Some will dismiss “Thank You For Smoking” as being little more than another depiction of the sordid world of the back-room deal. Harry Frankfurt, the moral philosopher and author of ON BULLSHIT (2005), likely views this movie as illustrative of his worst fears of a culture overrun by duplicitous spinning. Negotiation has been historically –and still is — treated with suspicion, thought to be little more than a tactic employed by those who lack evidence or conviction for their position, or worse, are sleazy and deceptive, if not downright immoral. The film doesn’t allow us to be too clear about who is right or wrong. William Macy, who plays the Birkenstock shod crusading Senator from Vermont, bent on destroying the Tobacco Industry, and does not come off looking much better than Naylor. Although not comfortable, the film obligates us to come to terms with the nature of negotiation in the real world, not in a fanciful world of our imagination where good, reasonable and cooperative people could be distinguished from those who are calculating, unreasonable and untrustworthy. The movie brings home that negotiation is not just for the nice folks and, but rather, a human ritual forged out of the necessity to survive in the midst of ugly, difficult, and frequently unfair circumstances that are, as often as not, far removed from any notion of a “level playing field.”

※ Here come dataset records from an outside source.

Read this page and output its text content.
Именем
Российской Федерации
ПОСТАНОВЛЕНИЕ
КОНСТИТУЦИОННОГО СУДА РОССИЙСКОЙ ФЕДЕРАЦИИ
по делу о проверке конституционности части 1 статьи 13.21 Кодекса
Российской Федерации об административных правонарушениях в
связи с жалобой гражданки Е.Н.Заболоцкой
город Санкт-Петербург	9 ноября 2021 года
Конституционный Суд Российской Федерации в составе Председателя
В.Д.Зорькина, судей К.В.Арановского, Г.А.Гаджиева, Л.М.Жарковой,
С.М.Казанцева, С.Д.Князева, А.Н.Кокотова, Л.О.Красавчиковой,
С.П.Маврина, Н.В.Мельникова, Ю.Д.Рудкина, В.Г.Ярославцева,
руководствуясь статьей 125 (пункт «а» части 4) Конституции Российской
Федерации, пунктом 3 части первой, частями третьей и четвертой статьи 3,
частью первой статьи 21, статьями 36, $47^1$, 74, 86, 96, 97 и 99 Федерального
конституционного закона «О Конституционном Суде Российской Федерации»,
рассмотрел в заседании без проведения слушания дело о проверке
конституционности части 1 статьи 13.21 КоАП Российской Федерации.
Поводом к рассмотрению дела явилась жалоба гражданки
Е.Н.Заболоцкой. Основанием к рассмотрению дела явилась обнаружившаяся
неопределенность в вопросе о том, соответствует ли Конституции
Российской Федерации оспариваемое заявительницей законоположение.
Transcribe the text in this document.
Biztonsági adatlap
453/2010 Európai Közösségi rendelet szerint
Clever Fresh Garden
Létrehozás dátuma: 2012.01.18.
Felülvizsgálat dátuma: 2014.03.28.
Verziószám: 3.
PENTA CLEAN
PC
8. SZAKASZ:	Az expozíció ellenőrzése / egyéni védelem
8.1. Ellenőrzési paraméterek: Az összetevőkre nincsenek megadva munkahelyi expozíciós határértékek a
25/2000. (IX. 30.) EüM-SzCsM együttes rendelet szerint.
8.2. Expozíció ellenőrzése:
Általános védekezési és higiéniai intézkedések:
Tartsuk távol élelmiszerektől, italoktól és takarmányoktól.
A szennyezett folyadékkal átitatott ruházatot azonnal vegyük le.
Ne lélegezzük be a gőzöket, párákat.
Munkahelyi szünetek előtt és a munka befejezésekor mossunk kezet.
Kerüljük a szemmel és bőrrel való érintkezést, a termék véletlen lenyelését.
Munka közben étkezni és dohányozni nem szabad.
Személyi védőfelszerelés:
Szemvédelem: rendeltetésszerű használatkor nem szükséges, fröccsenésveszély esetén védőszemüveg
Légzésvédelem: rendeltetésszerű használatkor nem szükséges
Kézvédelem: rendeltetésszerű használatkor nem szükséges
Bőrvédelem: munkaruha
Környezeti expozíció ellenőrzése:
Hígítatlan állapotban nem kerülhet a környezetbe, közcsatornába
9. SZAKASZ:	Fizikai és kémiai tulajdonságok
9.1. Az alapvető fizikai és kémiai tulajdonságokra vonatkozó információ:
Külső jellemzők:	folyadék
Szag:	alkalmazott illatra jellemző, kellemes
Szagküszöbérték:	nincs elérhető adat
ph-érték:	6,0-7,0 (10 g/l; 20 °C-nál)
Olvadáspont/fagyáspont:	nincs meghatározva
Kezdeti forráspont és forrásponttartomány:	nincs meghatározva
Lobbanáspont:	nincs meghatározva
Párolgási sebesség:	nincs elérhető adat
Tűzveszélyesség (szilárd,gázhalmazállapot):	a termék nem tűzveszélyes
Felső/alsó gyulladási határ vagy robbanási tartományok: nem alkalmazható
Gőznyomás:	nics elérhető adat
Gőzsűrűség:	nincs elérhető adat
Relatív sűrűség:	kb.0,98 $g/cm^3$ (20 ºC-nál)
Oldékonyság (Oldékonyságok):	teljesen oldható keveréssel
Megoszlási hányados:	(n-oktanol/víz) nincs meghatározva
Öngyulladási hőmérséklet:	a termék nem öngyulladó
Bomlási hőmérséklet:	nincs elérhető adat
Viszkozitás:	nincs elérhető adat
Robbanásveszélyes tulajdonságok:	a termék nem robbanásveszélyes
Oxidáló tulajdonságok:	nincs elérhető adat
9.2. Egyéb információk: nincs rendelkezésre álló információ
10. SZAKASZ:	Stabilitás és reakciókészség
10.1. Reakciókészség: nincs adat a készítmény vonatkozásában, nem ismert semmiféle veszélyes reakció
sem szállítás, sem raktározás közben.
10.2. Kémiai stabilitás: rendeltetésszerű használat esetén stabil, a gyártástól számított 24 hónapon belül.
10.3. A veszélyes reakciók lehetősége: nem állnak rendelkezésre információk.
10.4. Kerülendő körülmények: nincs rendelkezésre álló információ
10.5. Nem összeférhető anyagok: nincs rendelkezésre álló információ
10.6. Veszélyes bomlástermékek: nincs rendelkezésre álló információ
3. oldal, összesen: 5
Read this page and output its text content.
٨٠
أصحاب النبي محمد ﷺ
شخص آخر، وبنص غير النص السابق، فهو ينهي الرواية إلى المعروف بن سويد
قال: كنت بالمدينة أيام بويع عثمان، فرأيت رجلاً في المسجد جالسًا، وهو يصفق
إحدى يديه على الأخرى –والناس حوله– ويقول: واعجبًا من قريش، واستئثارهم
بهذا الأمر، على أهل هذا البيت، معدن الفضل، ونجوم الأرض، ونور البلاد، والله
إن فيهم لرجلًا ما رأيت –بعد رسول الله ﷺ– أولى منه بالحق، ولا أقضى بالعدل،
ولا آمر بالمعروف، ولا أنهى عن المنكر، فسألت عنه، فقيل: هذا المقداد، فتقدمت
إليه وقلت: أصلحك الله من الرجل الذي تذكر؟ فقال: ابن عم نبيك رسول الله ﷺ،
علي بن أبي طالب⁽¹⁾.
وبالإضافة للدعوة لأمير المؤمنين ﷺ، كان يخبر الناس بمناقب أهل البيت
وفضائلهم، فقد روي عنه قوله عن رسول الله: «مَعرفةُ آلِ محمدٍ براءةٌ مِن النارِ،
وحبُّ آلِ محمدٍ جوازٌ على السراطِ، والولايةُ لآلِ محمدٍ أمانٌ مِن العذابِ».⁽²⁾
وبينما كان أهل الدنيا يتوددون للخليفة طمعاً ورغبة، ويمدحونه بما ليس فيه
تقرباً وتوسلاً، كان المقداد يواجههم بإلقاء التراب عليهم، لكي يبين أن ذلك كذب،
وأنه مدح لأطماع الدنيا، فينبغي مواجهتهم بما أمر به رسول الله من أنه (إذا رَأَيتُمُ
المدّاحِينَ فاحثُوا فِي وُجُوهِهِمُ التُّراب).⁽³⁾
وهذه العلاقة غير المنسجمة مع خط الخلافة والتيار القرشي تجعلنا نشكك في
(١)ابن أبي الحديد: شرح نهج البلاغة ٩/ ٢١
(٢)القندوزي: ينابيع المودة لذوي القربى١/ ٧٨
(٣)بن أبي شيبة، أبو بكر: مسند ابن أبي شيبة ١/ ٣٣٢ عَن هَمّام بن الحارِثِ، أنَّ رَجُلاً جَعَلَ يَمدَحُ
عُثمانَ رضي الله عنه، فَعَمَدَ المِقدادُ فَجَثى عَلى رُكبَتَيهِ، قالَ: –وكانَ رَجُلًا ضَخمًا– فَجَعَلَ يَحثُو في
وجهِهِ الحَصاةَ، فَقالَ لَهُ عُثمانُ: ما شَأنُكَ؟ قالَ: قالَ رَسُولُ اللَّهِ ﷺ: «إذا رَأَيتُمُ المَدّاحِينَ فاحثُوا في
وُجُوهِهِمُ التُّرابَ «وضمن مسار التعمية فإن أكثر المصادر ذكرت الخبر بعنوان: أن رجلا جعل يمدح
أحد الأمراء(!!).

The movie captured the feeling I often have when I am caught spell bound at 3 a.m. in the morning by the never-ending TV infomercials. Like Naylor, I know the fast talkers on TV are just playing to my vanity and insecurity, but they sound so enticing. I feel like smoking a cigar in tribute to by right to choose. It’s depressing how easily I can be played for a fool. Ironically, however, lobbyists like Naylor and infomercials may have a more constructive role than is at first apparent. Anthropological evidence suggests that being compelled to discriminate between specious and valid arguments is healthy and elevates our overall intelligence as a species. Some suggest that learning to sense deceptions and become more adept at protecting ourselves from them through the centuries, has been a significant factor contributing to the increased size of our neo-cortex. In the meantime, nothing has been easy since having bitten that damn apple from the Tree of Knowledge.